Japan's policymakers have reiterated their readiness to take necessary action against rapid yen moves, in the wake of a slide in the currency triggered by bets that the U.S. Federal ReserveFederal Reserve would raise interest rates higher and longer, in the wake of a slide in the currency.
Top currency diplomat Masato Kanda told reporters he was concerned about currency market moves when asked about the yen's sharp overnight falls.
Kanda, vice finance minister for international affairs, said that we are watching yen moves with urgency. He said last week that we will respond appropriately to currency moves without a rule out of any options.
During a briefing on Wednesday, Chief Cabinet Secretary Hirokazu Matsuno said that the government would take necessary action if excessive yen moves continue. He added that rapid currency moves were undesirable.
Japanese policymakers have struggled to slow the yen's recent sharp falls as investors focus on widening policy divergence between the Fed's aggressive rate hike plans and the Bank of Japan's pledge to maintain ultra-loose monetary policy.

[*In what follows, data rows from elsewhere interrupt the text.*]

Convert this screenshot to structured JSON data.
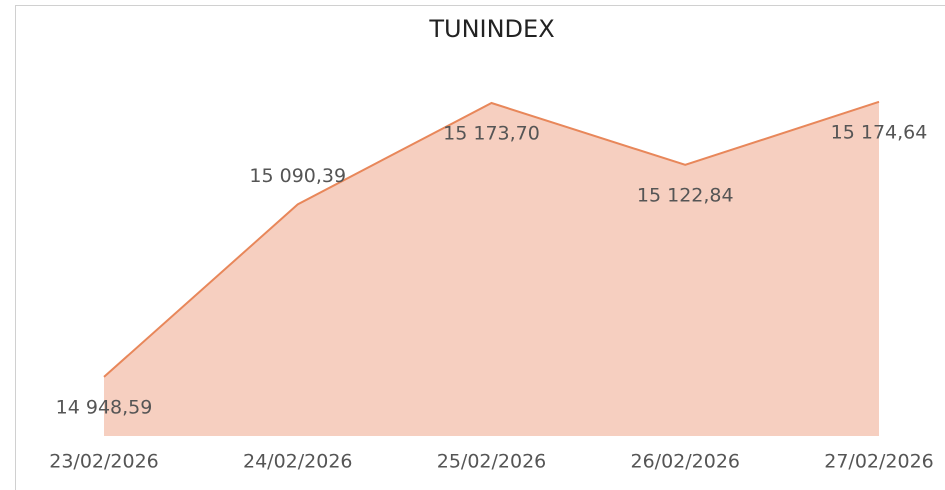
{
  "chart_data": {
    "type": "area",
    "title": "TUNINDEX",
    "categories": [
      "23/02/2026",
      "24/02/2026",
      "25/02/2026",
      "26/02/2026",
      "27/02/2026"
    ],
    "series": [
      {
        "name": "TUNINDEX",
        "color": "#e8875a",
        "fill": "#f6cfc0",
        "values": [
          14948.59,
          15090.39,
          15173.7,
          15122.84,
          15174.64
        ],
        "value_labels": [
          "14 948,59",
          "15 090,39",
          "15 173,70",
          "15 122,84",
          "15 174,64"
        ]
      }
    ],
    "ylim": [
      14900,
      15200
    ]
  }
}
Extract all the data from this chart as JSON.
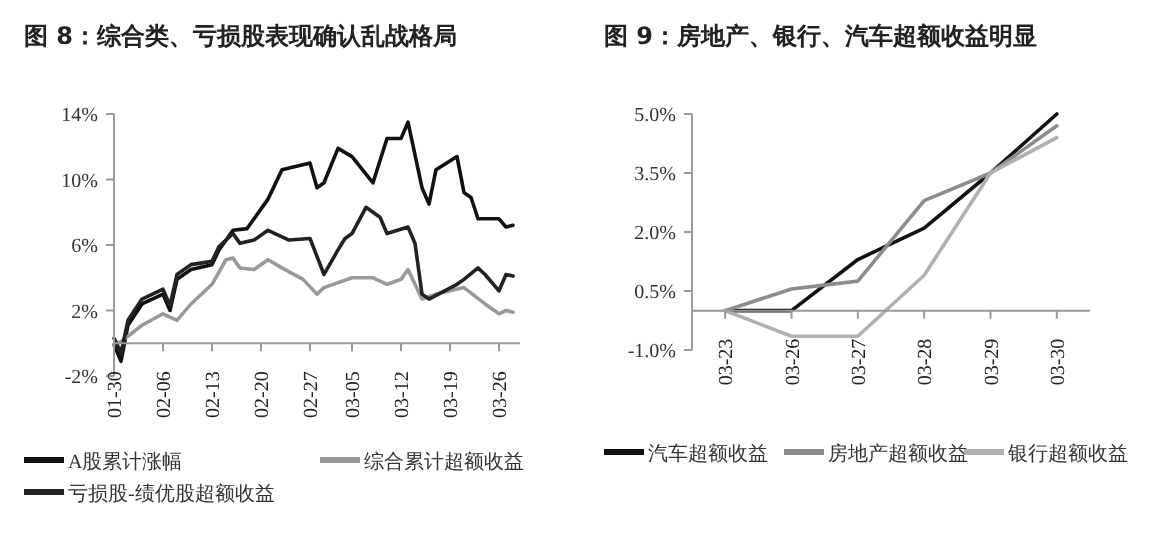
{
  "chart_data": [
    {
      "type": "line",
      "title": "图 8：综合类、亏损股表现确认乱战格局",
      "xlim": [
        "--01-30",
        "--03-29"
      ],
      "xticks": [
        {
          "value": "--01-30",
          "label": "01-30"
        },
        {
          "value": "--02-06",
          "label": "02-06"
        },
        {
          "value": "--02-13",
          "label": "02-13"
        },
        {
          "value": "--02-20",
          "label": "02-20"
        },
        {
          "value": "--02-27",
          "label": "02-27"
        },
        {
          "value": "--03-05",
          "label": "03-05"
        },
        {
          "value": "--03-12",
          "label": "03-12"
        },
        {
          "value": "--03-19",
          "label": "03-19"
        },
        {
          "value": "--03-26",
          "label": "03-26"
        }
      ],
      "ylim": [
        -2,
        14
      ],
      "yticks": [
        {
          "value": -2,
          "label": "-2%"
        },
        {
          "value": 2,
          "label": "2%"
        },
        {
          "value": 6,
          "label": "6%"
        },
        {
          "value": 10,
          "label": "10%"
        },
        {
          "value": 14,
          "label": "14%"
        }
      ],
      "legend": "bottom",
      "line_style": "solid",
      "series": [
        {
          "name": "A股累计涨幅",
          "color": "#111111",
          "x": [
            "--01-30",
            "--01-31",
            "--02-01",
            "--02-03",
            "--02-06",
            "--02-07",
            "--02-08",
            "--02-10",
            "--02-13",
            "--02-14",
            "--02-16",
            "--02-18",
            "--02-21",
            "--02-23",
            "--02-27",
            "--02-28",
            "--03-01",
            "--03-03",
            "--03-05",
            "--03-08",
            "--03-10",
            "--03-12",
            "--03-13",
            "--03-15",
            "--03-16",
            "--03-17",
            "--03-20",
            "--03-21",
            "--03-22",
            "--03-23",
            "--03-26",
            "--03-27",
            "--03-28"
          ],
          "values": [
            -0.1,
            -1.1,
            1.1,
            2.4,
            3.0,
            2.0,
            3.9,
            4.5,
            4.8,
            5.7,
            6.9,
            7.0,
            8.8,
            10.6,
            11.0,
            9.5,
            9.8,
            11.9,
            11.4,
            9.8,
            12.5,
            12.5,
            13.5,
            9.5,
            8.5,
            10.6,
            11.4,
            9.2,
            8.9,
            7.6,
            7.6,
            7.1,
            7.2
          ]
        },
        {
          "name": "综合累计超额收益",
          "color": "#999999",
          "x": [
            "--01-30",
            "--01-31",
            "--02-03",
            "--02-06",
            "--02-08",
            "--02-10",
            "--02-13",
            "--02-15",
            "--02-16",
            "--02-17",
            "--02-19",
            "--02-21",
            "--02-23",
            "--02-26",
            "--02-28",
            "--03-01",
            "--03-05",
            "--03-08",
            "--03-10",
            "--03-12",
            "--03-13",
            "--03-15",
            "--03-17",
            "--03-21",
            "--03-24",
            "--03-26",
            "--03-27",
            "--03-28"
          ],
          "values": [
            -0.1,
            0.1,
            1.1,
            1.8,
            1.4,
            2.4,
            3.6,
            5.1,
            5.2,
            4.6,
            4.5,
            5.1,
            4.6,
            3.9,
            3.0,
            3.4,
            4.0,
            4.0,
            3.6,
            3.9,
            4.5,
            2.7,
            3.0,
            3.4,
            2.4,
            1.8,
            2.0,
            1.9
          ]
        },
        {
          "name": "亏损股-绩优股超额收益",
          "color": "#222222",
          "x": [
            "--01-30",
            "--01-31",
            "--02-01",
            "--02-03",
            "--02-06",
            "--02-07",
            "--02-08",
            "--02-10",
            "--02-13",
            "--02-14",
            "--02-16",
            "--02-17",
            "--02-19",
            "--02-21",
            "--02-24",
            "--02-27",
            "--03-01",
            "--03-03",
            "--03-04",
            "--03-05",
            "--03-07",
            "--03-09",
            "--03-10",
            "--03-13",
            "--03-14",
            "--03-15",
            "--03-16",
            "--03-20",
            "--03-21",
            "--03-23",
            "--03-24",
            "--03-26",
            "--03-27",
            "--03-28"
          ],
          "values": [
            0.3,
            -0.6,
            1.4,
            2.7,
            3.3,
            2.3,
            4.2,
            4.8,
            5.0,
            5.9,
            6.7,
            6.1,
            6.3,
            6.9,
            6.3,
            6.4,
            4.2,
            5.7,
            6.4,
            6.7,
            8.3,
            7.7,
            6.7,
            7.1,
            6.1,
            3.0,
            2.7,
            3.6,
            3.9,
            4.6,
            4.2,
            3.2,
            4.2,
            4.1
          ]
        }
      ]
    },
    {
      "type": "line",
      "title": "图 9：房地产、银行、汽车超额收益明显",
      "categories": [
        "03-23",
        "03-26",
        "03-27",
        "03-28",
        "03-29",
        "03-30"
      ],
      "ylim": [
        -1,
        5
      ],
      "yticks": [
        {
          "value": -1,
          "label": "-1.0%"
        },
        {
          "value": 0.5,
          "label": "0.5%"
        },
        {
          "value": 2,
          "label": "2.0%"
        },
        {
          "value": 3.5,
          "label": "3.5%"
        },
        {
          "value": 5,
          "label": "5.0%"
        }
      ],
      "legend": "bottom",
      "line_style": "solid",
      "series": [
        {
          "name": "汽车超额收益",
          "color": "#111111",
          "values": [
            0,
            0,
            1.3,
            2.1,
            3.5,
            5.0
          ]
        },
        {
          "name": "房地产超额收益",
          "color": "#8c8c8c",
          "values": [
            0,
            0.55,
            0.75,
            2.8,
            3.5,
            4.7
          ]
        },
        {
          "name": "银行超额收益",
          "color": "#b0b0b0",
          "values": [
            0,
            -0.65,
            -0.65,
            0.9,
            3.5,
            4.4
          ]
        }
      ]
    }
  ]
}
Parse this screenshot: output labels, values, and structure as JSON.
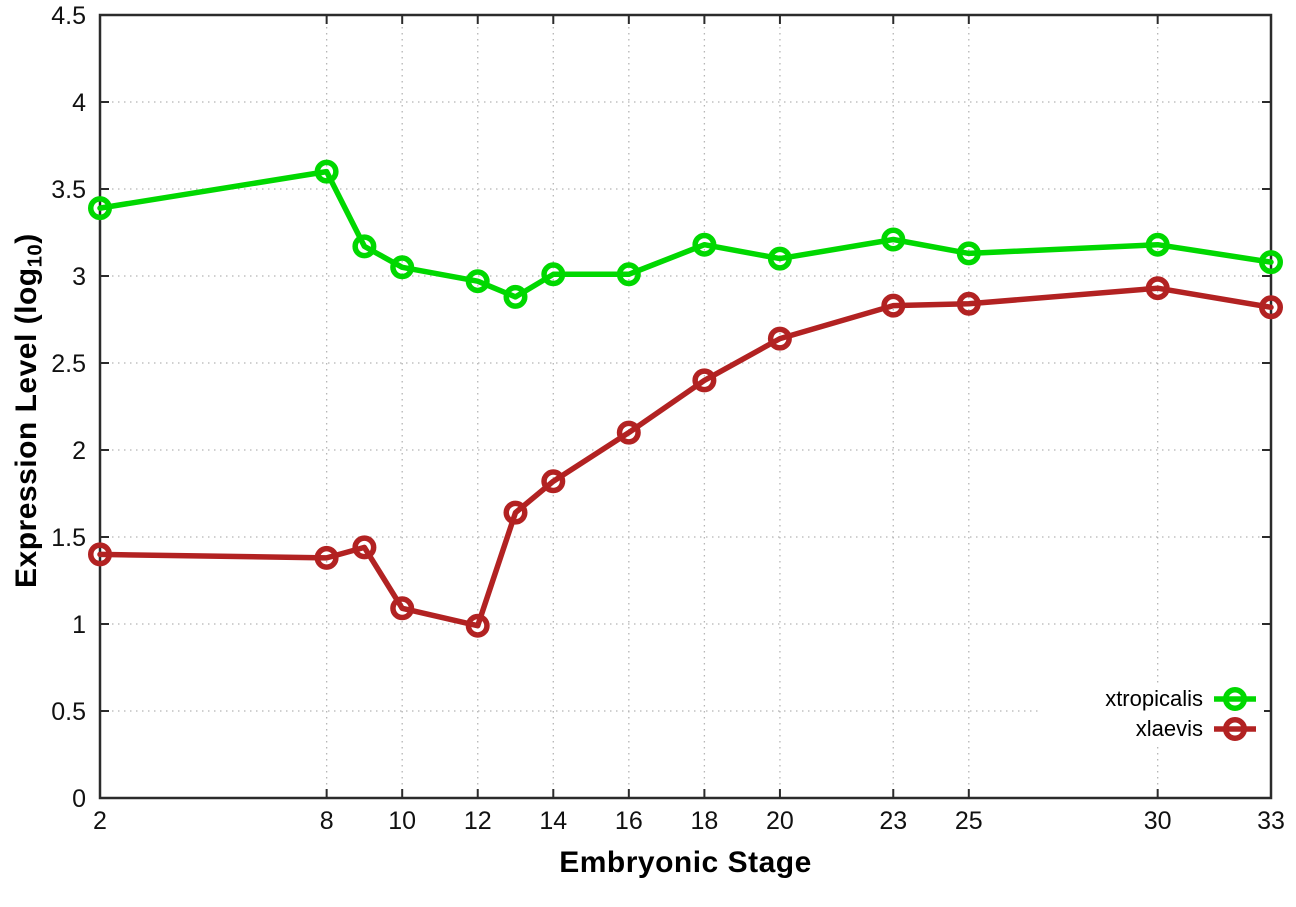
{
  "chart_data": {
    "type": "line",
    "title": "",
    "xlabel": "Embryonic Stage",
    "ylabel": "Expression Level (log10)",
    "ylabel_parts": {
      "main": "Expression Level (log",
      "sub": "10",
      "close": ")"
    },
    "x": [
      2,
      8,
      9,
      10,
      12,
      13,
      14,
      16,
      18,
      20,
      23,
      25,
      30,
      33
    ],
    "series": [
      {
        "name": "xtropicalis",
        "color": "#00d800",
        "values": [
          3.39,
          3.6,
          3.17,
          3.05,
          2.97,
          2.88,
          3.01,
          3.01,
          3.18,
          3.1,
          3.21,
          3.13,
          3.18,
          3.08
        ]
      },
      {
        "name": "xlaevis",
        "color": "#b22222",
        "values": [
          1.4,
          1.38,
          1.44,
          1.09,
          0.99,
          1.64,
          1.82,
          2.1,
          2.4,
          2.64,
          2.83,
          2.84,
          2.93,
          2.82
        ]
      }
    ],
    "xlim": [
      2,
      33
    ],
    "ylim": [
      0,
      4.5
    ],
    "xticks": [
      2,
      8,
      10,
      12,
      14,
      16,
      18,
      20,
      23,
      25,
      30,
      33
    ],
    "xtick_labels": [
      "2",
      "8",
      "10",
      "12",
      "14",
      "16",
      "18",
      "20",
      "23",
      "25",
      "30",
      "33"
    ],
    "yticks": [
      0,
      0.5,
      1,
      1.5,
      2,
      2.5,
      3,
      3.5,
      4,
      4.5
    ],
    "ytick_labels": [
      "0",
      "0.5",
      "1",
      "1.5",
      "2",
      "2.5",
      "3",
      "3.5",
      "4",
      "4.5"
    ],
    "grid": true,
    "grid_style": "dotted",
    "grid_color": "#b5b5b5",
    "frame_color": "#2b2b2b",
    "tick_label_color": "#111111",
    "marker": "open-circle",
    "legend_position": "bottom-right-inside",
    "legend_entries": [
      "xtropicalis",
      "xlaevis"
    ]
  }
}
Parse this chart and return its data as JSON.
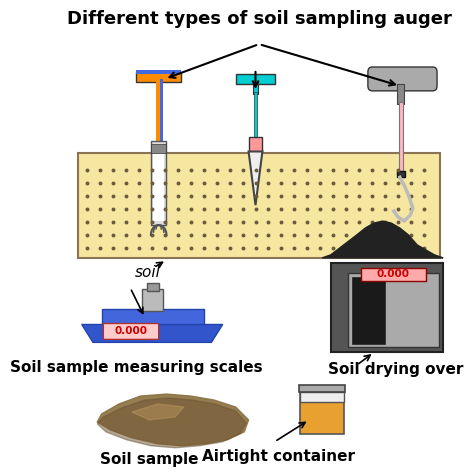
{
  "title": "Different types of soil sampling auger",
  "title_fontsize": 13,
  "title_fontweight": "bold",
  "bg_color": "#ffffff",
  "labels": {
    "soil": "soil",
    "scales": "Soil sample measuring scales",
    "sample": "Soil sample",
    "airtight": "Airtight container",
    "drying": "Soil drying over"
  },
  "label_fontsize": 11,
  "label_fontweight": "bold"
}
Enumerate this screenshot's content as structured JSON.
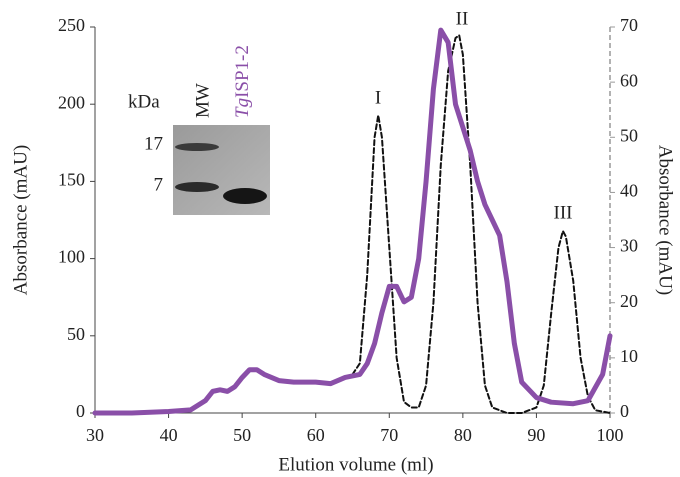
{
  "chart_data": {
    "type": "line",
    "x_label": "Elution volume (ml)",
    "y_label": "Absorbance (mAU)",
    "y2_label": "Absorbance (mAU)",
    "xlim": [
      30,
      100
    ],
    "xticks": [
      30,
      40,
      50,
      60,
      70,
      80,
      90,
      100
    ],
    "ylim": [
      0,
      250
    ],
    "yticks": [
      0,
      50,
      100,
      150,
      200,
      250
    ],
    "y2lim": [
      0,
      70
    ],
    "y2ticks": [
      0,
      10,
      20,
      30,
      40,
      50,
      60,
      70
    ],
    "annotations": [
      "I",
      "II",
      "III"
    ],
    "series": [
      {
        "color": "#8a4fa8",
        "axis": "y",
        "dashed": false,
        "x": [
          30,
          35,
          40,
          43,
          45,
          46,
          47,
          48,
          49,
          50,
          51,
          52,
          53,
          55,
          57,
          60,
          62,
          64,
          66,
          67,
          68,
          69,
          70,
          71,
          72,
          73,
          74,
          75,
          76,
          77,
          78,
          79,
          80,
          81,
          82,
          83,
          84,
          85,
          86,
          87,
          88,
          90,
          92,
          95,
          97,
          99,
          100
        ],
        "values": [
          0,
          0,
          1,
          2,
          8,
          14,
          15,
          14,
          17,
          23,
          28,
          28,
          25,
          21,
          20,
          20,
          19,
          23,
          25,
          32,
          45,
          65,
          82,
          82,
          72,
          75,
          100,
          150,
          210,
          248,
          240,
          200,
          185,
          170,
          150,
          135,
          125,
          115,
          85,
          45,
          20,
          10,
          7,
          6,
          8,
          25,
          50
        ]
      },
      {
        "color": "#111111",
        "axis": "y2",
        "dashed": true,
        "x": [
          65,
          66,
          67,
          68,
          68.5,
          69,
          70,
          71,
          72,
          73,
          74,
          75,
          76,
          77,
          78,
          79,
          79.5,
          80,
          81,
          82,
          83,
          84,
          86,
          88,
          90,
          91,
          92,
          93,
          93.6,
          94,
          95,
          96,
          97,
          98,
          100
        ],
        "values": [
          7,
          9,
          25,
          50,
          54,
          50,
          30,
          10,
          2,
          1,
          1,
          5,
          20,
          45,
          62,
          68,
          68.5,
          65,
          45,
          20,
          5,
          1,
          0,
          0,
          1,
          5,
          18,
          30,
          33,
          32,
          24,
          10,
          3,
          0.5,
          0
        ]
      }
    ]
  },
  "inset": {
    "unit": "kDa",
    "markers": [
      17,
      7
    ],
    "lane_1": "MW",
    "lane_2_italic": "Tg",
    "lane_2_rest": "ISP1-2"
  }
}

The dollar climbed to near a 24 year peak against the yen on Wednesday after hotter than expected U.S. inflation prompted bets for more aggressive monetary tightening by the Fed.
The dollar was at 144.965 yen in the Asian session, edging closer to the psychologically important 145 mark.
The weakness of the yen is causing problems for Japanese policymakers because it hurts households and retailers by inflating the already rising prices of imported fuel and food, once welcomed for giving exports a boost.